((Essay from, "The Art of Everyday Joe: A Collector's Journal."))

It has only happened once, but that's more than enough.  It doesn't feel good.  In fact, I couldn’t believe someone could violate another human being like that.

I've been framed!

And I'm still in recovery.  There's no way to describe the feeling when you know something is terribly wrong with a painting.  It's not necessarily the painting itself.  It's ... yes, there's no denying it ... the frame!

For a collector, a badly framed painting is just wrong.  It's robbed of its true identity and message.  Fortunately, the problem can be addressed by simply re-framing it.

However, this creates a whole new set of issues.  For example, I own a painting by an artist whose work I collect.  The artist sent me a piece that I bought, but I didn't know that it would come complete with this ill-suited frame.  If the piece had been framed by anyone other than the artist, I would've changed it immediately.  However, because the artist framed the piece, I really feel committed to it.  I think framing, particularly if done by the artist, is part of a painting's appeal and overall message.

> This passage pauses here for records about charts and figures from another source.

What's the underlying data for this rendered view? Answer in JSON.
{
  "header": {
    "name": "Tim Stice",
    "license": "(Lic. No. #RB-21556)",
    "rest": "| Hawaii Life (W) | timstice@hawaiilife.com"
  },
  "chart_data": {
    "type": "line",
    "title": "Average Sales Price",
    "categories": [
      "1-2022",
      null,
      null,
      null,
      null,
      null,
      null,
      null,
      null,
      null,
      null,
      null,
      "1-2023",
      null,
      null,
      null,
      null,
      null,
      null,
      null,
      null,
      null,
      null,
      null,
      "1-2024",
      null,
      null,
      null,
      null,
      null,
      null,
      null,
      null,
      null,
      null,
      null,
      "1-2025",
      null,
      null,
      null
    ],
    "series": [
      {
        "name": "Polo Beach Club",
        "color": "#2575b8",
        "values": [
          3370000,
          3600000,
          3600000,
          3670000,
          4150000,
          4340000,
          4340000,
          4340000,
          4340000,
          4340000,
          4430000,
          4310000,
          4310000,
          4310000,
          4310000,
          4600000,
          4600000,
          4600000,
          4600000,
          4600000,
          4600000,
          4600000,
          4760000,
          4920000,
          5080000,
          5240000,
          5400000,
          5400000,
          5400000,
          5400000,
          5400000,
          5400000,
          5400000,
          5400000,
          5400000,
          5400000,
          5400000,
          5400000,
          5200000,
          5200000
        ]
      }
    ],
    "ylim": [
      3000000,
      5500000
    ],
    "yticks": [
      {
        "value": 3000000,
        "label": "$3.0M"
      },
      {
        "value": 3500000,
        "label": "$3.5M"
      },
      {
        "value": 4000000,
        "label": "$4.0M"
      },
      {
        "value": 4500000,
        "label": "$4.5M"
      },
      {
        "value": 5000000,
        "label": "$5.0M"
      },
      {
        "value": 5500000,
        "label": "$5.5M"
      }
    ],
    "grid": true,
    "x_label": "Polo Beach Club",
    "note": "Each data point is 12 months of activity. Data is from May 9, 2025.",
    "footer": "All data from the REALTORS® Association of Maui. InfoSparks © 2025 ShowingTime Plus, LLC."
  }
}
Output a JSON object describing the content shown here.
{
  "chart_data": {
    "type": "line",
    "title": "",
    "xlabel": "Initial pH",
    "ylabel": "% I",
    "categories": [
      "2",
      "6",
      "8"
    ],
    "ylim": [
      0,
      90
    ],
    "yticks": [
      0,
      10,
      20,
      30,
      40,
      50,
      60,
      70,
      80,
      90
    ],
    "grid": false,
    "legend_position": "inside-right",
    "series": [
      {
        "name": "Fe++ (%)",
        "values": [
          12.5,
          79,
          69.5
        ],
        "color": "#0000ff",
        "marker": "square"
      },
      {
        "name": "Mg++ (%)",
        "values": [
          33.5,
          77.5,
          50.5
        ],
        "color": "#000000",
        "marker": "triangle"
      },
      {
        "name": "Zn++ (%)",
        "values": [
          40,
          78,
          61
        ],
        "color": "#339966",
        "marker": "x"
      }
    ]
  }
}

This issue is so subjective.  I remember having a conversation with a couple of other collectors about this.  One person said, "You don't have to be married to the frame!  Change it!"  Another said, "I've seen some bad paintings look great when the frame has been changed!"

I certainly agree.  I can't tell you how many paintings I've seen in respected museums and have wondered what the heck they were thinking when they framed them.  We're talking about the professionals here.

It also surprises me how often the artists I encounter don't even want to get involved in the framing process.  For many, it's purely an afterthought.  I think some artists believe that framing gets into "decorative" territory, which they would rather avoid.  I understand, but as my collector colleagues say, frames can sometimes make or break a piece.  When I acquire a piece that requires framing, I always try to include artists in the process, despite their indifference.

Even though I've been framed ... wrongly ... by one of my artists, I feel that I should stick with this intrusion on an otherwise great piece.  Artistic expression, I suppose.

Every time I look at it, I wince.  I’m actually looking at it right now.  It could be worse I suppose.  We’re talking about art, not cancer.  I may go ahead and change it.  In the meantime, if anyone comes over and looks at it and gives me that disdainful look, I'll just say, "Hey, it’s not my fault!  I’ve been framed!"